The biggest challenge was tuning and building out our ResNet model. Initially, this research was planned to include two differing approaches toward forecasting future population growth. The first approach planned to use ConvLSTMs to predict the population in a certain year, given just five years of images, which would have included a way to directly take images as input, and calculate a population number from that.
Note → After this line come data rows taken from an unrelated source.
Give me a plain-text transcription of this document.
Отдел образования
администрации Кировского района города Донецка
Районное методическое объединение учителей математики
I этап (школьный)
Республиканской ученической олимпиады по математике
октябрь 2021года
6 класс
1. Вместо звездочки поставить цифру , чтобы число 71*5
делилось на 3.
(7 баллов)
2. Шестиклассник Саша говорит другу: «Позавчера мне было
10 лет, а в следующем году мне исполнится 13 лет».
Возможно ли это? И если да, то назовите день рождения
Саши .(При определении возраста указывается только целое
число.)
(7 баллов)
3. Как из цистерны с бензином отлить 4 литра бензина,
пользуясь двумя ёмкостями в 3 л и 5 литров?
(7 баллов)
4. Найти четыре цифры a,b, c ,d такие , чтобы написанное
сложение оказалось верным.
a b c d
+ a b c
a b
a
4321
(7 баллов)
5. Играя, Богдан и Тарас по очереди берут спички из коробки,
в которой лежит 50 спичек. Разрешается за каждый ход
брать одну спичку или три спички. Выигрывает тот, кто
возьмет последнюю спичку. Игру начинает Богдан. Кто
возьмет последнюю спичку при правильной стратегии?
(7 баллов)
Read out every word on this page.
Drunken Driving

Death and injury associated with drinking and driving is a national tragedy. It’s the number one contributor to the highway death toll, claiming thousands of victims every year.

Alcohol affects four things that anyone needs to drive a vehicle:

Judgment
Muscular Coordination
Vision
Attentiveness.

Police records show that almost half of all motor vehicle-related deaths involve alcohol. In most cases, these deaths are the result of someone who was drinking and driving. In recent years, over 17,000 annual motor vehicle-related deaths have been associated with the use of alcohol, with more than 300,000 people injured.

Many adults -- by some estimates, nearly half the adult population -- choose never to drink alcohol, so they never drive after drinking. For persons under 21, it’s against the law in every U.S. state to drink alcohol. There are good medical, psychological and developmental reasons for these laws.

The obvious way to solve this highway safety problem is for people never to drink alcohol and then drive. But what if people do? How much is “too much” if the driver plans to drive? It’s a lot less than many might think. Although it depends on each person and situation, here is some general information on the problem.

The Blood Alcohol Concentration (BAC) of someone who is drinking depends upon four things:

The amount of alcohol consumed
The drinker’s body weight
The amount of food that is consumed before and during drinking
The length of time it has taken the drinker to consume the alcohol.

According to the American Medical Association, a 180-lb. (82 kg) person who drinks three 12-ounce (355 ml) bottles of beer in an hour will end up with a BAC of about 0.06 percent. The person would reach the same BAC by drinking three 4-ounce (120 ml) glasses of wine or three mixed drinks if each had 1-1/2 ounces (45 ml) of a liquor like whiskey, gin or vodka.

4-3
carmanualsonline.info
Additionally, the second planned approach would have been to first predict the population of each of the 5 years of images inputted in, and would have used a normal time-series or LSTM model to predict the next year’s population. Additional features were planned, such as the classification the region type of certain areas, such as classifying cities as urban, farmlands as rural, and factories as industrial areas, which can be used in future predictions. Ultimately, this was not possible with our time constraints.
Accomplishments
Our three models had a high levels of accuracy. In training, our classification model correctly classified images into the correct one of its ten classes 99.94% of the time. While this is a very high number that potentially indicates overfitting, our testing accuracy is also very high. For our classification model with 10 classes, we acheived an accuracy of over 74.14%, which is quite on par for these types of models. We also achieved a low mean squared error for our regression models. Our regression model with our data augmentation performed admirably as the model finished with an mean squared error of 1.4702. While our regression model without the data augmentation was not as successful, our model still maintained a MSE of 2.0414. These results are in line with those achieved in other research projects.